I had this fold-up pre-marked (grid) cutting board since 1981, when I purchased it, along with cloth and other materials, so I could make a baby quilt for a friend.  That one was the first of many, for many friends, for many new babies.

As it was, when I last saw it, the cardboard cutting board had a million pin holes and dots of fabric paint, from when I'd punch the point down to get the paint flowing, so I could make faces and such on Christmas stockings!

I wonder what else is missing from the move?

cutting the batting, using a plastic lid as a cutting board - not ideal

Perhaps this stitching will pull me out of my rut.

   The great advantage of being 
                                                        in a rut is                                                         

that when one is in a rut,

one knows exactly where one is.

- Arnold Bennett

Blurry, but ready

May you have what you need and some of what you want too
May you not loose too much or miss too much, 
but hold your memories as you need too.
xo  
Photographs by NAE ©2019

6 comments:

Liz A said...

gone ... missing ...

I have mixed feelings about Christmas stitching ... on the one hand, the season is so brief and then everything gets put away ... gone ... missing from the day-to-day of the non-holiday time ...

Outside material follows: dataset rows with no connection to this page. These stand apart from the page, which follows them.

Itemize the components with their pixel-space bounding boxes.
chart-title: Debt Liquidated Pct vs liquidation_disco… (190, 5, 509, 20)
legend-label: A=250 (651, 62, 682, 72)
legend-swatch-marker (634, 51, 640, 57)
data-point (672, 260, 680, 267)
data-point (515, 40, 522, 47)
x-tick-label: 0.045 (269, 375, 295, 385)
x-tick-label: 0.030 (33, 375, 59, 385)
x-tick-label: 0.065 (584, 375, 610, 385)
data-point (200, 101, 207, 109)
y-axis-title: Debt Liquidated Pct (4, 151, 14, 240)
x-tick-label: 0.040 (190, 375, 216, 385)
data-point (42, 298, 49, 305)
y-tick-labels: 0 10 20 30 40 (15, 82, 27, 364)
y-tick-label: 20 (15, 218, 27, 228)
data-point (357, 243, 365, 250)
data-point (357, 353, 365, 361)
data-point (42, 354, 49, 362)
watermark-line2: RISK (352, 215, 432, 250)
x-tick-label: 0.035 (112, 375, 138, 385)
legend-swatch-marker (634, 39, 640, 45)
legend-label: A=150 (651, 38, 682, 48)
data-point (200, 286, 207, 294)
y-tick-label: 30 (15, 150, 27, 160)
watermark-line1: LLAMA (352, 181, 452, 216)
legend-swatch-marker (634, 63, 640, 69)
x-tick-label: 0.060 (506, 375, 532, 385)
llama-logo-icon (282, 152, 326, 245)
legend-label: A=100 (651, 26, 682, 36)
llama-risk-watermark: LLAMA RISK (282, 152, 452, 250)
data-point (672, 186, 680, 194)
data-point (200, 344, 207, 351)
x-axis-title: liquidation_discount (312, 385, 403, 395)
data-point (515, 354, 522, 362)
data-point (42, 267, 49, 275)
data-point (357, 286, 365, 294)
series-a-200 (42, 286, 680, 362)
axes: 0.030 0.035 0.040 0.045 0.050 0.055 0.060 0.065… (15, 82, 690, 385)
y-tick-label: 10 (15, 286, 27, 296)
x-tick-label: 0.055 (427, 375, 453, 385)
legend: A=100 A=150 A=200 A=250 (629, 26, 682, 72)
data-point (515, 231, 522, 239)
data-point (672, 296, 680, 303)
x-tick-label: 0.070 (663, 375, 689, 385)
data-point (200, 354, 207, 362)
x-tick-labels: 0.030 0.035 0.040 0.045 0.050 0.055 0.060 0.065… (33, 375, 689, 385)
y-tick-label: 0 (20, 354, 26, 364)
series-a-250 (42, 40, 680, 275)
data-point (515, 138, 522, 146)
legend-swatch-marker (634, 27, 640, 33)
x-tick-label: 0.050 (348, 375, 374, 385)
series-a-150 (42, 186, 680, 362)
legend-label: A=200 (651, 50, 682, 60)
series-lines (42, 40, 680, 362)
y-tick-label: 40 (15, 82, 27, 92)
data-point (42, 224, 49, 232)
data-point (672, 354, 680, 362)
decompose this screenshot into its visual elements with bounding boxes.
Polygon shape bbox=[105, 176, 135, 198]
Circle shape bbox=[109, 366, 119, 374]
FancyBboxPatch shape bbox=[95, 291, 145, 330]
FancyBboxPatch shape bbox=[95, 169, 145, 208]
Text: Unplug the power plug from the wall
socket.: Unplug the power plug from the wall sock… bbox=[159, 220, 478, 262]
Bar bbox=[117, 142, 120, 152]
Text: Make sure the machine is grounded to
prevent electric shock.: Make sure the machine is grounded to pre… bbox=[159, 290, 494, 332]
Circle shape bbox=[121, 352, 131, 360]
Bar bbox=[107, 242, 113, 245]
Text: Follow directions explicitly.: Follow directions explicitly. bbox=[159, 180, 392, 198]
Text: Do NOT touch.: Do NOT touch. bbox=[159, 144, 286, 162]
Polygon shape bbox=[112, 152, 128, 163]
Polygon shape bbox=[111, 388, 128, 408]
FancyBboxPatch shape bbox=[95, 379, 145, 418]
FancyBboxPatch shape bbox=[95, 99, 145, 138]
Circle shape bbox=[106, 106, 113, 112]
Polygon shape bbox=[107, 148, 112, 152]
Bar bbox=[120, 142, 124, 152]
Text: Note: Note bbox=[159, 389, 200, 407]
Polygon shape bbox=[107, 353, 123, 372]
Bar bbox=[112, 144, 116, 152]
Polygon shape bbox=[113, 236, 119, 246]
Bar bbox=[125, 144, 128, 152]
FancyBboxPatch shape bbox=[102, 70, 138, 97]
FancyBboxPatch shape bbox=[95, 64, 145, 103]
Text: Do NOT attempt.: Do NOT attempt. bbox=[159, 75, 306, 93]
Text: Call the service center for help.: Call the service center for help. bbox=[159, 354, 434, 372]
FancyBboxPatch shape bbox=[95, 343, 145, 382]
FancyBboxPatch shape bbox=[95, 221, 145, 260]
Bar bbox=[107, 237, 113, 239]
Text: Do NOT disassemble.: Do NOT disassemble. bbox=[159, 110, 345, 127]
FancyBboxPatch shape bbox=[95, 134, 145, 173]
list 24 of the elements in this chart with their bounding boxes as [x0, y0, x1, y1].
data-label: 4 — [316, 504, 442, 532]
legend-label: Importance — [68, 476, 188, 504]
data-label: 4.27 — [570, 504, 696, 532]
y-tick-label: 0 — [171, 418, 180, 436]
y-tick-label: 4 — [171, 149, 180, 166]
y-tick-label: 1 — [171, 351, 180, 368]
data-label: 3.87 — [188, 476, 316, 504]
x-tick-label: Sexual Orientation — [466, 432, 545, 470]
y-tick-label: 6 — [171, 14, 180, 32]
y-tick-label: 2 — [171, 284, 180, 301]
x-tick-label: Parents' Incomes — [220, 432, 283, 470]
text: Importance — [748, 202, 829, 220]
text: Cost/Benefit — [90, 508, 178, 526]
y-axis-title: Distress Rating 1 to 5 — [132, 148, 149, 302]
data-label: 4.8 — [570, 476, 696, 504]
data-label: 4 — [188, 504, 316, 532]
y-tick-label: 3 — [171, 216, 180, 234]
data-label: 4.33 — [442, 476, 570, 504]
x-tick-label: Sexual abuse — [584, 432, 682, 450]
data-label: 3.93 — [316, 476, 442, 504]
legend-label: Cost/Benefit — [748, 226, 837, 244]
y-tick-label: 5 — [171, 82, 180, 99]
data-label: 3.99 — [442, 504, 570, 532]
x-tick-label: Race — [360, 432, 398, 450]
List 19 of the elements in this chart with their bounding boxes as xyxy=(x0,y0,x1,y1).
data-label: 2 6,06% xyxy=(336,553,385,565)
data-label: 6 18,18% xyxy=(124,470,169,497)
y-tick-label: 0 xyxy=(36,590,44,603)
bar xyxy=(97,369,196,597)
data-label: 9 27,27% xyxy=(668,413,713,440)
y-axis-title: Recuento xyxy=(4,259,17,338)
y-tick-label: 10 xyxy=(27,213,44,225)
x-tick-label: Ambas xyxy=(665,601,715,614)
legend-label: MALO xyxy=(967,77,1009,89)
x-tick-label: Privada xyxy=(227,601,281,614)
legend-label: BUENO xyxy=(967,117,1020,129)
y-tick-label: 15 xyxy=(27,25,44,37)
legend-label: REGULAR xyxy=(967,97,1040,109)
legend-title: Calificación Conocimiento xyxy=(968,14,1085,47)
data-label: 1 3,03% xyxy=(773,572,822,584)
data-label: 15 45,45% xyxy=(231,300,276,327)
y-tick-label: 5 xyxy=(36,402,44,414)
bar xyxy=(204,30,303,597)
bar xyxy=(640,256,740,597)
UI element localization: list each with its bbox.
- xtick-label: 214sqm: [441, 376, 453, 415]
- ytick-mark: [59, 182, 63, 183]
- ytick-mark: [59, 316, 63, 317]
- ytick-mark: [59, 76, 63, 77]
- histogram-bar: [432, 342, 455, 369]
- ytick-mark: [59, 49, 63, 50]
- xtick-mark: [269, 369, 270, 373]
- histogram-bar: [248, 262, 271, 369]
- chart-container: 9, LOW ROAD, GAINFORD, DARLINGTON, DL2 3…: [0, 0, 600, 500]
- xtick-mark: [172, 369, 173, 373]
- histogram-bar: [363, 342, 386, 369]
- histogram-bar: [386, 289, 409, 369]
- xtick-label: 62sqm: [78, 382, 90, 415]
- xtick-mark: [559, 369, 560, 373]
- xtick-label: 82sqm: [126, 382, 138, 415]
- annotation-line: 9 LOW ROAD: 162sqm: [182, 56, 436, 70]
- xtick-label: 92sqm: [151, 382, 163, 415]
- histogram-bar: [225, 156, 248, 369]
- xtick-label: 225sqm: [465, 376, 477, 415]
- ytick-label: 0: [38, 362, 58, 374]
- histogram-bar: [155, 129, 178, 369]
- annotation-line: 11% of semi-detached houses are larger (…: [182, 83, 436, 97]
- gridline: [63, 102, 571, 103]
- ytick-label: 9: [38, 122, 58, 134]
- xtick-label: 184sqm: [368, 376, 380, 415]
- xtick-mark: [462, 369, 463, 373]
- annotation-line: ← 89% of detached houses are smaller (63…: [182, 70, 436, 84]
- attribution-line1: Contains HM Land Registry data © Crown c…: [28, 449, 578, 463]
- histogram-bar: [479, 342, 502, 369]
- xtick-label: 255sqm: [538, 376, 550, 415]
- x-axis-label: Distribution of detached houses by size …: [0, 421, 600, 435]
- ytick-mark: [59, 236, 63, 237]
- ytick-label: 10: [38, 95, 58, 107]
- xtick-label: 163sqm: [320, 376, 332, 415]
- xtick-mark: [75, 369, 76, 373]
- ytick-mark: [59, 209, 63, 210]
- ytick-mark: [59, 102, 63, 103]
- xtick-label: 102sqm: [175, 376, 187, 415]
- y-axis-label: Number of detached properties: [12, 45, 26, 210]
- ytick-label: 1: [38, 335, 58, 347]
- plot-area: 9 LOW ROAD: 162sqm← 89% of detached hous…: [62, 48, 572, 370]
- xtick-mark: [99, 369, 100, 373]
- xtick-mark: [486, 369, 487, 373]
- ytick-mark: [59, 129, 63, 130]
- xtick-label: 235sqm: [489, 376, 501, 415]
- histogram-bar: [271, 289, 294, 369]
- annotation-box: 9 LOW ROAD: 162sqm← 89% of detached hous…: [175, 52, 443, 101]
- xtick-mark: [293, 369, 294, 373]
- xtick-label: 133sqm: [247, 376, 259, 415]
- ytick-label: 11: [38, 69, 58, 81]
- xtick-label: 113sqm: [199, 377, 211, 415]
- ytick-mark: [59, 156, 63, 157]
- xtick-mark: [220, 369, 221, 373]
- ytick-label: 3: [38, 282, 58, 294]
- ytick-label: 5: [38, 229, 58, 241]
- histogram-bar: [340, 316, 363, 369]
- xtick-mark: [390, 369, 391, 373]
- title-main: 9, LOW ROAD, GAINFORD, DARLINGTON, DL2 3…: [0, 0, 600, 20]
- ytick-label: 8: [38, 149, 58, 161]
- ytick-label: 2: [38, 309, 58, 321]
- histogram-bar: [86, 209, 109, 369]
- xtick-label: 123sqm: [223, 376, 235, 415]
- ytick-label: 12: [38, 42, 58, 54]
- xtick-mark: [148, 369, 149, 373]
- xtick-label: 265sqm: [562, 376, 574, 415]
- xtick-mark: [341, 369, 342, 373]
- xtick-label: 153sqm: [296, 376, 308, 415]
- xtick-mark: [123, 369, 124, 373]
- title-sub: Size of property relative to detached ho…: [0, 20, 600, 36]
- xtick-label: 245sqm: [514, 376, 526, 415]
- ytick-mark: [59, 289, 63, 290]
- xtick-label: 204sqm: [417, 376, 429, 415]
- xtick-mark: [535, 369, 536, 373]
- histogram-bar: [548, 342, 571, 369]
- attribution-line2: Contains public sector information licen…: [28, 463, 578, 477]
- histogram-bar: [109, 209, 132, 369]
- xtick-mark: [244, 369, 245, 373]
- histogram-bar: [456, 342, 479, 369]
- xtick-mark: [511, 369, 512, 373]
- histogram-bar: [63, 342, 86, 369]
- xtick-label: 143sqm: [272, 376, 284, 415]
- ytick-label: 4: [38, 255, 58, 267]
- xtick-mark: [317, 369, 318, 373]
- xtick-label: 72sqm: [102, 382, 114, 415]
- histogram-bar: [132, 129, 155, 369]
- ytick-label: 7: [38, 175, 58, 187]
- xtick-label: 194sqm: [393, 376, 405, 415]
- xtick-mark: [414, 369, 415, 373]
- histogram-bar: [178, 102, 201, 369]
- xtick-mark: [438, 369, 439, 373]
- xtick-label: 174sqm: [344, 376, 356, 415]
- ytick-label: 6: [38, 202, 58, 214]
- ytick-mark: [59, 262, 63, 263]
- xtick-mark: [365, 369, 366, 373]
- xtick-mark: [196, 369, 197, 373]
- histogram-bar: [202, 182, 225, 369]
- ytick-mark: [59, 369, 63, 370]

but then, when brought out again the following year, each piece is noticed all over again, the stories held are recalled, the connections renewed ... all such very good things

and oh, I'm so sorry that something that held story for you is lost ...

Nancy said...

Liz~ Yes, I can see your point...but how exciting to have old friends come out to visit at a special time of year. Of course, I don't actually celebrate Christmas, so I can only imagine :)
As for story, in the past Everything held story! I'm trying to let go of the Super Duper Importance of that, as only I care about some of these stories anyway, important only to me. xo

Mo Crow said...

those gridded cutting boards are fab, I have 6 in different states of disrepair, the good news is they are a lot cheaper these days

Nancy said...

Hey Mo~ Yeah, I used mine to death! In the spirit of downsizing, making do and the fact that I still have my big blue cutting board...PLUS, I don't feel the need to sew in quite this way...I most likely will not replace. But, I was surprised and a bit sad to find it gone and do wonder what else is gone That I don't even know about yet? xo

Ms. said...

Blessed be thee. I have been moved in upon unannounced since this afternoon by a mother (60) and son (27) who were evicted...old time friends of many years always in emergencies. Forgive me if I type at you in your rut there, but they have squeezed themselves into the loft bed and have left me thinking space. It's 2 a.m. in Manhattan. Half their baggage and two cats are sheltered in one of the only neighbors from the long past down on the first floor (angels) and half taking up space here. Sigh. I've been at a loss and when your life is taken over for a day +++, Buddhist vows might fail...mine did...none the less, they go to court in a few more hours and will be gone all day. Then back here...and depending on success they will be back in their own apartment Friday night. If not, I may be stuck with them for the weekend. Sympathy not withstanding. I can not, nor can the neighbors sheltering cats and managing many problems of their own, stay stable for much longer. I'm thinking about Grace having to evict with goats and everything because of fire on a moments notice. I feel somewhat ashamed of myself. Not shame really, just disappointment. So. Thank you for listen/reading about my momentary discomfort. It soothes me to speak of it. I may not be back on line so don't worry about an answer. You may see me on Face book where I am being most circumspect about the problem, not wanting to expose them. Good morning and goodnight. I'll try to sleep now.

Nancy said...

Michelle~ This space and me...safe places to vent and just be yourself. I will keep you in my thoughts and wish for the best outcome. Lastly, I can understand a bit. I couldn't imagine folks moving in on us right now! xo my friend.